The Beautiful Washing Machine

Lee's style is very Tsai Ming-Liang: empty interiors, uncommunicative characters, and slow/no camera movement. Clearly, major themes are consumer emptiness and urban isolation, as the film returns repeatedly to featureless supermarkets and antiseptic office cubicles. It's a Malaysian film, set in Kuala Lumpur, though its bland modernist settings have no identifying characteristics (to me, they somehow evoke Singapore). The use of DV cameras adds to the film's intentionally artificial, homogenised atmosphere, though it also results in murky photography, often making faces difficult to identify.
The film begins as an office drone, Teoh, buys a washing machine. He takes it home, though it only works intermittently. Then, one night, he finds a mute, submissive young women sitting next to the machine. Her appearance is not explained, and he hardly seems surprised to see her. She becomes his live-in maid, and he even pimps her out to strangers, one of whom later stabs him to death.

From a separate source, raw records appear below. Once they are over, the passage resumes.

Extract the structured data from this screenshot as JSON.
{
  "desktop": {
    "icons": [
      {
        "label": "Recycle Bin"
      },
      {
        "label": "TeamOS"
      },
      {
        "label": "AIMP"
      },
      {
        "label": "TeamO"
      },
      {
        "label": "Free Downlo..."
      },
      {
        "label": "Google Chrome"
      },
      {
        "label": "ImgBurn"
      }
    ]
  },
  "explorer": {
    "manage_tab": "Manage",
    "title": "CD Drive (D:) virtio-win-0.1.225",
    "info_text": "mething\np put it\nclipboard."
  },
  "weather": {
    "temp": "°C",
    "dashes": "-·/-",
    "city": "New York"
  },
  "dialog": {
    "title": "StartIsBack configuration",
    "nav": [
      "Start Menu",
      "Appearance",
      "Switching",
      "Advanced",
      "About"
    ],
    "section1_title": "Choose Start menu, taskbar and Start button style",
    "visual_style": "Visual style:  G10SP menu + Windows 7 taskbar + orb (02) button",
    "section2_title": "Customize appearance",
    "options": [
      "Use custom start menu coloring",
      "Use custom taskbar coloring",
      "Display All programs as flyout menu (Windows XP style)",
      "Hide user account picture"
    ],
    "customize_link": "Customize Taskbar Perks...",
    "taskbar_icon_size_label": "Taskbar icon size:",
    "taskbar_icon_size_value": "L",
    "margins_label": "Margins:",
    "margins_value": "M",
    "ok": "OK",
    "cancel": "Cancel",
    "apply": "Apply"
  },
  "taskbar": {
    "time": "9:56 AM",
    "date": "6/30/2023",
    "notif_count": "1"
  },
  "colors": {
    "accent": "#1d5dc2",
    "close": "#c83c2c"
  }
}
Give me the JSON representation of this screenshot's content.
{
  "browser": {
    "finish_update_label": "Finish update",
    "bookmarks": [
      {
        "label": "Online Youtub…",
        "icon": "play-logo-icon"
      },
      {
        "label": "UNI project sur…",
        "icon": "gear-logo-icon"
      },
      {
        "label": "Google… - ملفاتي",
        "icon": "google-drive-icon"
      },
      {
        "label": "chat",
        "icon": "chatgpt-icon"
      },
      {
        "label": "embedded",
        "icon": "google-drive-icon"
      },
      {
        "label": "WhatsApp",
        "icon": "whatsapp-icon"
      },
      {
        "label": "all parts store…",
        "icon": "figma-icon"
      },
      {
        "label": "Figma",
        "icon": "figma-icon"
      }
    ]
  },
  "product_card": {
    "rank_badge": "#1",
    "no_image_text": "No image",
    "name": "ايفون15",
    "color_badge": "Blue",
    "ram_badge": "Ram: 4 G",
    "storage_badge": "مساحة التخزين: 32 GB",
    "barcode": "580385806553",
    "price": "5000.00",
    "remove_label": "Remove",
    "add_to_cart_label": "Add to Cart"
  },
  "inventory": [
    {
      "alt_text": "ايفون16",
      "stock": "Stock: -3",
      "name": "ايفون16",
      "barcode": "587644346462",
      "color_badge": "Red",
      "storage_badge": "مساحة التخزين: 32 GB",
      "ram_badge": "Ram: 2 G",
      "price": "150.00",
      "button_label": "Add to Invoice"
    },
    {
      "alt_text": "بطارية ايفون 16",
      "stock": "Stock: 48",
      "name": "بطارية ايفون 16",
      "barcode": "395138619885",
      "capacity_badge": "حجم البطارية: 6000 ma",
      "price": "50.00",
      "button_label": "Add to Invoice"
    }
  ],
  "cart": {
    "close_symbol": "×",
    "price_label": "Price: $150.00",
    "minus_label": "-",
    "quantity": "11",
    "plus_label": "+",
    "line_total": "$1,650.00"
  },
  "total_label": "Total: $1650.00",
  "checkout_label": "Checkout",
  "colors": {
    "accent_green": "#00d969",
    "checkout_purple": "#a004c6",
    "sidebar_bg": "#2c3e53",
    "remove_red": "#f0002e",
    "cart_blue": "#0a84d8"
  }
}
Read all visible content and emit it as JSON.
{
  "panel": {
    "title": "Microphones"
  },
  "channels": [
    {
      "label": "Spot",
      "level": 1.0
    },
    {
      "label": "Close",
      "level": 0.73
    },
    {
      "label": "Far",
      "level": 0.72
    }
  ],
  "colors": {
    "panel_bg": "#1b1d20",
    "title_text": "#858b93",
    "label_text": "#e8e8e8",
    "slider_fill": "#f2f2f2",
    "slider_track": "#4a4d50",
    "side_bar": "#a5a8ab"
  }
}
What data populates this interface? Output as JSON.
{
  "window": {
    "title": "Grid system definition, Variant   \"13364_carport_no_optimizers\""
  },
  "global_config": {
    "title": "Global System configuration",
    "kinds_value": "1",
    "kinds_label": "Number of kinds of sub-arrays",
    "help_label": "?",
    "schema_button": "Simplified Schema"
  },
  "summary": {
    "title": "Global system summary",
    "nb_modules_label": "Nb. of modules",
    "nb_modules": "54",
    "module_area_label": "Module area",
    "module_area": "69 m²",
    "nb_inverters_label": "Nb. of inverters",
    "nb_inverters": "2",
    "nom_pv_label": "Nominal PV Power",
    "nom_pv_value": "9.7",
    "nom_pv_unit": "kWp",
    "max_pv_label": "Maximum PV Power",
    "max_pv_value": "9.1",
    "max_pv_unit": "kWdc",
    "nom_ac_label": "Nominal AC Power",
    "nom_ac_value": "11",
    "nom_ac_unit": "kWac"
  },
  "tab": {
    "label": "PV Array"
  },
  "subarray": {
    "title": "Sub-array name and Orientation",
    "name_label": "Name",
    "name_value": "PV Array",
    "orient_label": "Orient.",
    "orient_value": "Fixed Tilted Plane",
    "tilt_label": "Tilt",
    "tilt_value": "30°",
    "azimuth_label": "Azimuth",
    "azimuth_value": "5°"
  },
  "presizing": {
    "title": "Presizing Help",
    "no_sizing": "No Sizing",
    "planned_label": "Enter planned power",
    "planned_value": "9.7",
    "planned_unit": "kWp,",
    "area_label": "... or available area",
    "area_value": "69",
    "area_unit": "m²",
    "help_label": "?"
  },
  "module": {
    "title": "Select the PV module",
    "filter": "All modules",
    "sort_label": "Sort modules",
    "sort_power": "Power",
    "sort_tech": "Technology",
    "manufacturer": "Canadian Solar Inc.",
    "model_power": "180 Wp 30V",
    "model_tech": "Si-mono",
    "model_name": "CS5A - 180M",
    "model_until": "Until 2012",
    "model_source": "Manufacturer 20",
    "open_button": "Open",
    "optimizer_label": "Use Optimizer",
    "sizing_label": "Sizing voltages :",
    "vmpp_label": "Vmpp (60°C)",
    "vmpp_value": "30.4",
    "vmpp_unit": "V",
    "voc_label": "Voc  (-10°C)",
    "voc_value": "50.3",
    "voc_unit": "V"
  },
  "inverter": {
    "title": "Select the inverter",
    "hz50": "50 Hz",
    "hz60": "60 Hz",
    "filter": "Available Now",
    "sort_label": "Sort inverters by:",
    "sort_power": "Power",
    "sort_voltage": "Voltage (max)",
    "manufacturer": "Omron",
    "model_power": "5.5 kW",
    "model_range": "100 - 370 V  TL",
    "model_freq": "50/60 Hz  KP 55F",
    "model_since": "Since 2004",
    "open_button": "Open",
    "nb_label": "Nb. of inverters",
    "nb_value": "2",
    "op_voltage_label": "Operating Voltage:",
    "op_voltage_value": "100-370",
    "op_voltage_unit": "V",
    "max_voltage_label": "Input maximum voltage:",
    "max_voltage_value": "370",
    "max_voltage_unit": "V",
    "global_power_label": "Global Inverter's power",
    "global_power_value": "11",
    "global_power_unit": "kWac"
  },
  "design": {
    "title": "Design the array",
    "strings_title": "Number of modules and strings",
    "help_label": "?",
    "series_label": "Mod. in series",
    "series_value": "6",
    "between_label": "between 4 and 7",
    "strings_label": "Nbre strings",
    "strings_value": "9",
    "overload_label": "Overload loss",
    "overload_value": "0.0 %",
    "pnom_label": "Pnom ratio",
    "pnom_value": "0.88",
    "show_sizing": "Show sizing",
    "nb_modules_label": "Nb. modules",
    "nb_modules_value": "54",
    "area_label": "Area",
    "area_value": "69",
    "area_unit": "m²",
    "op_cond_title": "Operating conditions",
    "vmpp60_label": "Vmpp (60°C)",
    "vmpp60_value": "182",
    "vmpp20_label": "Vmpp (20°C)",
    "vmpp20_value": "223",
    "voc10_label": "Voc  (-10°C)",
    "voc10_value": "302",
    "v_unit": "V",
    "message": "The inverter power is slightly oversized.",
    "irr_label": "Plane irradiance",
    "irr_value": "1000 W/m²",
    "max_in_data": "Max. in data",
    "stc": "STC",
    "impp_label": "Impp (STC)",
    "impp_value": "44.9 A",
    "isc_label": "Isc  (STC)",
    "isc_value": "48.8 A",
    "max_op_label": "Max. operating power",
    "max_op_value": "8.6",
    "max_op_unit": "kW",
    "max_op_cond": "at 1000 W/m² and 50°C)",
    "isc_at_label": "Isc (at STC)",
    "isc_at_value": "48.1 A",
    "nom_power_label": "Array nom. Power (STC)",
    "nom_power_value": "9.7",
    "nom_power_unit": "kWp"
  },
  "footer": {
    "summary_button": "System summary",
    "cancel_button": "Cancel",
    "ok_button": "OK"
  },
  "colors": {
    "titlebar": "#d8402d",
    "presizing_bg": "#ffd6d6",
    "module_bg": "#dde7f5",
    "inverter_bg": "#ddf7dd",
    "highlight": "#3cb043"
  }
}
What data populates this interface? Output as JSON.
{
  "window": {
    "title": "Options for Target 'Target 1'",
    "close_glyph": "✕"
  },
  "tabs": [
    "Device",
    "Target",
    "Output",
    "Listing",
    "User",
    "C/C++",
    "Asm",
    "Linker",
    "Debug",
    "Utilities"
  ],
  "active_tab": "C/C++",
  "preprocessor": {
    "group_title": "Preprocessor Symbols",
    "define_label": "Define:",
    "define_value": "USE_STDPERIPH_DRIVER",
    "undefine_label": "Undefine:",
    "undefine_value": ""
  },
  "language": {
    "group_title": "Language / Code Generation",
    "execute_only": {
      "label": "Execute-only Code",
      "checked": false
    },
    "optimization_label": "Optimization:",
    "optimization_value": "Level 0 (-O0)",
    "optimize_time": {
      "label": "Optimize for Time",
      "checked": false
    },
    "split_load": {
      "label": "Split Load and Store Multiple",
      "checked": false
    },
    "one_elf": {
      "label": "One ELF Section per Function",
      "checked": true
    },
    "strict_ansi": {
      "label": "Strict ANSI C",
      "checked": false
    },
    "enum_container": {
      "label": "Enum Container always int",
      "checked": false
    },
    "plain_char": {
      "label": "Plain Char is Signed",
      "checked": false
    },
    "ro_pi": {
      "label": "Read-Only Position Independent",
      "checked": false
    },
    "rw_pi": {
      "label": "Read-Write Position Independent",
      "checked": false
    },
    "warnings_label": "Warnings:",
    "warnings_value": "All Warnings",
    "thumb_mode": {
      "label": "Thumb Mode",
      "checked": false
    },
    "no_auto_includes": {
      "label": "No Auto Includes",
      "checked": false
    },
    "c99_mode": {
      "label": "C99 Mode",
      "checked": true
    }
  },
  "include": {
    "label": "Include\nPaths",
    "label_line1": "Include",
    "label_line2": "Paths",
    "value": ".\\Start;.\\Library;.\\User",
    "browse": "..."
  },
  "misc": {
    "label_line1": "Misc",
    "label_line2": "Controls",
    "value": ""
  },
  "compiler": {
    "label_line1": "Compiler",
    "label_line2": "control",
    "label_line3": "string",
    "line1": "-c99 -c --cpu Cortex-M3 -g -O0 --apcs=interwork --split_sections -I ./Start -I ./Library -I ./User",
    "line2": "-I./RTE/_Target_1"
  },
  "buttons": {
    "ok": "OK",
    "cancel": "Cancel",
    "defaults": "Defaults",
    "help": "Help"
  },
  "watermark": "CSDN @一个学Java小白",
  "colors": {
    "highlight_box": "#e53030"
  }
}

When Teoh is killed, the mysterious women is taken in by a middle-aged man, again as a maid, though she is then raped by his son-in-law. The woman is destined to be exploited and abused by the men to whom she attaches herself.
The woman, who never speaks and remains nameless, is perhaps a symbol of female oppression and submission, though if this is Lee's intention it hardly makes for a profound subtext. More interesting is the possibility that the woman is some kind of literal extension/creation of the washing machine (as the same machine is inexplicably seen in the middle-aged man's house).